4 Comments
User's avatar
Kathy Schuetz's avatar

This excellent News Brief is why I am a paid subscriber. Thank you for your work.

Joan Wiersma's avatar

Thank you for all of the good work that you do. I appreciate it. <3

Barry Kent MacKay's avatar

I am a vegan.

A couple of times over the years, very young children have died of malnutrition after being fed grossly inadequate diets, and media reports have referred to those diets simply as "vegan." It infuriates me because, while there is a tiny grain of truth in the sense that veganism excludes meat, dairy, and other animal-derived products, that is a very different thing from feeding a child a diet so deficient in calories, protein, essential amino acids, vitamins, and minerals that starvation and malnutrition result.

A properly planned vegan diet is not a starvation diet.

That brings me to the Samoa tragedy.

There is, again, a grain of truth. Two infants really did die after receiving measles vaccines. But they died because the vaccines had been prepared incorrectly. According to the official investigation, they were mistakenly mixed with an expired muscle relaxant rather than the proper diluent. In other words, they did not receive properly prepared vaccines any more than those neglected children received a properly planned vegan diet.

Yet that tiny grain of truth proved enough to fuel a mountain of misinformation.

Robert F. Kennedy Jr. subsequently visited Samoa at the invitation of anti-vaccination activists and publicly questioned vaccine safety. Whether or not his actions alone changed enough minds to matter can never really be known, but vaccination rates fell dramatically, and when measles arrived, scores of children died who, according to the overwhelming consensus of medical experts, would almost certainly have survived had they been properly vaccinated.

Kennedy has denied responsibility.

Perhaps he sincerely believes he bears none.

But we also know from his own public statements and testimony that he has repeatedly misunderstood or misrepresented important aspects of vaccine science. At some point, ignorance ceases to be an excuse when one continues to promote claims that experts overwhelmingly reject.

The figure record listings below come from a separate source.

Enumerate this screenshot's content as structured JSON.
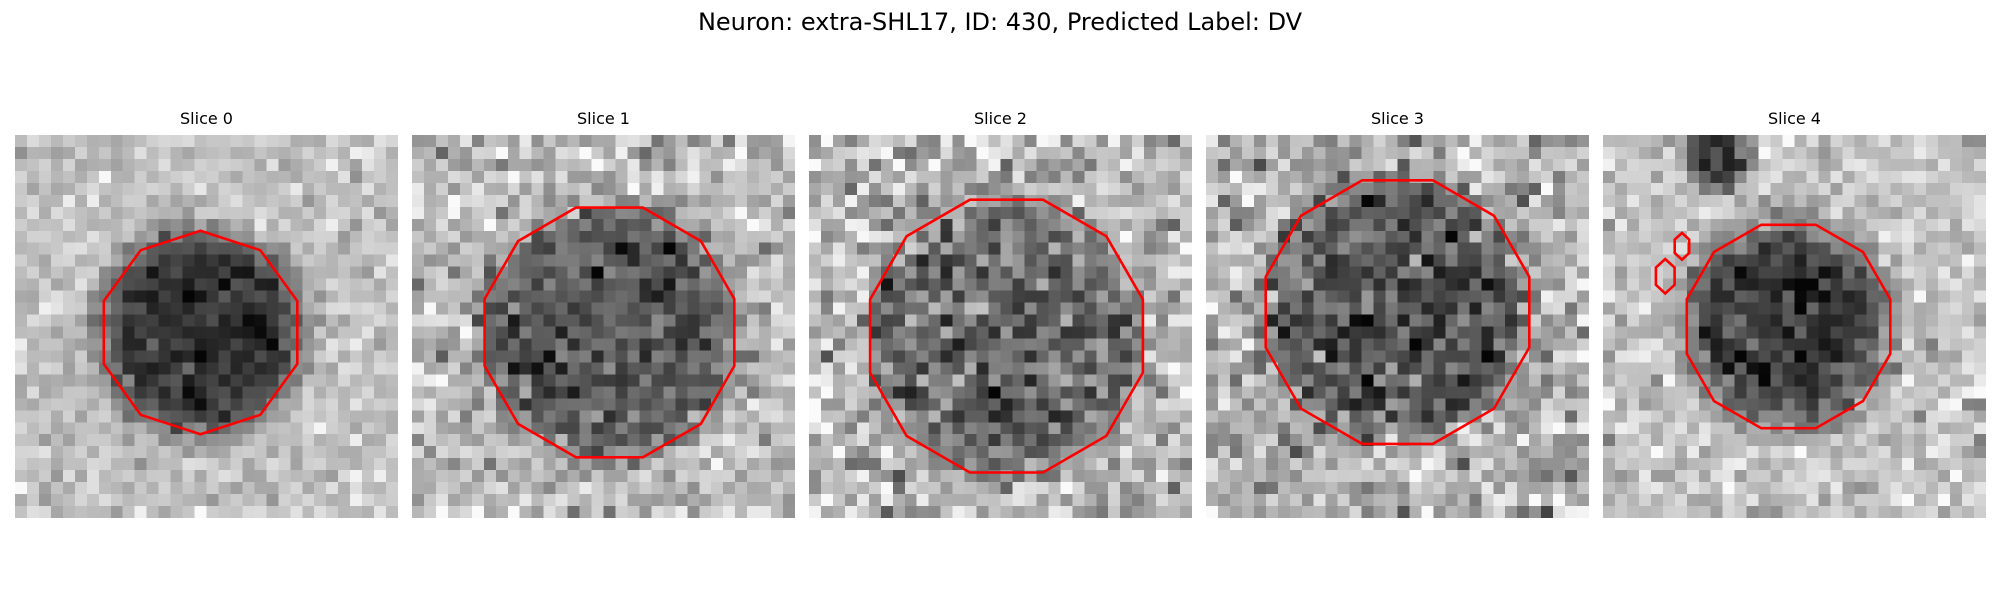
{
  "figure": {
    "title": "Neuron: extra-SHL17, ID: 430, Predicted Label: DV"
  },
  "colors": {
    "contour": "#ff0000",
    "background": "#ffffff"
  },
  "slices": [
    {
      "title": "Slice 0",
      "image": {
        "grid_size": 32,
        "blob": {
          "cx": 15.5,
          "cy": 16.5,
          "radius": 8.5,
          "strength": 0.55,
          "soft_edge": 4.0
        },
        "extra_dark_regions": [],
        "background_level": 0.76,
        "noise_level": 0.14,
        "seed": 11
      },
      "contours": [
        {
          "label": "segmentation",
          "cx": 15.5,
          "cy": 16.5,
          "radius": 8.5,
          "sides": 10
        }
      ]
    },
    {
      "title": "Slice 1",
      "image": {
        "grid_size": 32,
        "blob": {
          "cx": 16.5,
          "cy": 16.5,
          "radius": 10.5,
          "strength": 0.38,
          "soft_edge": 3.0
        },
        "extra_dark_regions": [],
        "background_level": 0.72,
        "noise_level": 0.22,
        "seed": 23
      },
      "contours": [
        {
          "label": "segmentation",
          "cx": 16.5,
          "cy": 16.5,
          "radius": 10.8,
          "sides": 12
        }
      ]
    },
    {
      "title": "Slice 2",
      "image": {
        "grid_size": 32,
        "blob": {
          "cx": 16.5,
          "cy": 16.8,
          "radius": 11.5,
          "strength": 0.28,
          "soft_edge": 3.0
        },
        "extra_dark_regions": [],
        "background_level": 0.72,
        "noise_level": 0.26,
        "seed": 37
      },
      "contours": [
        {
          "label": "segmentation",
          "cx": 16.5,
          "cy": 16.8,
          "radius": 11.8,
          "sides": 12
        }
      ]
    },
    {
      "title": "Slice 3",
      "image": {
        "grid_size": 32,
        "blob": {
          "cx": 16.0,
          "cy": 14.8,
          "radius": 11.0,
          "strength": 0.36,
          "soft_edge": 3.0
        },
        "extra_dark_regions": [],
        "background_level": 0.7,
        "noise_level": 0.28,
        "seed": 53
      },
      "contours": [
        {
          "label": "segmentation",
          "cx": 16.0,
          "cy": 14.8,
          "radius": 11.4,
          "sides": 12
        }
      ]
    },
    {
      "title": "Slice 4",
      "image": {
        "grid_size": 32,
        "blob": {
          "cx": 15.5,
          "cy": 16.0,
          "radius": 8.5,
          "strength": 0.42,
          "soft_edge": 4.0
        },
        "extra_dark_regions": [
          {
            "cx": 9.5,
            "cy": 2.0,
            "radius": 3.6,
            "strength": 0.55
          },
          {
            "cx": 15.0,
            "cy": 16.0,
            "radius": 10.5,
            "strength": 0.12
          }
        ],
        "background_level": 0.76,
        "noise_level": 0.18,
        "seed": 71
      },
      "contours": [
        {
          "label": "segmentation",
          "cx": 15.5,
          "cy": 16.0,
          "radius": 8.8,
          "sides": 12
        },
        {
          "label": "fragment-a",
          "cx": 6.6,
          "cy": 9.3,
          "radius": 0.7,
          "sides": 6
        },
        {
          "label": "fragment-b",
          "cx": 5.2,
          "cy": 11.8,
          "radius": 0.9,
          "sides": 6
        }
      ]
    }
  ]
}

I met Robert F. Kennedy Jr. once, roughly thirty years ago, when he was working to protect the Hudson River. He struck me as thoughtful, articulate, and entirely rational.

Something seems to have changed.

I rather like eccentric people. Some of the finest naturalists, artists, and scientists I have known were delightfully odd.

But there is a profound difference between being eccentric and spreading misinformation that may cost lives.

To me, that difference matters. Bobby is bad for your health.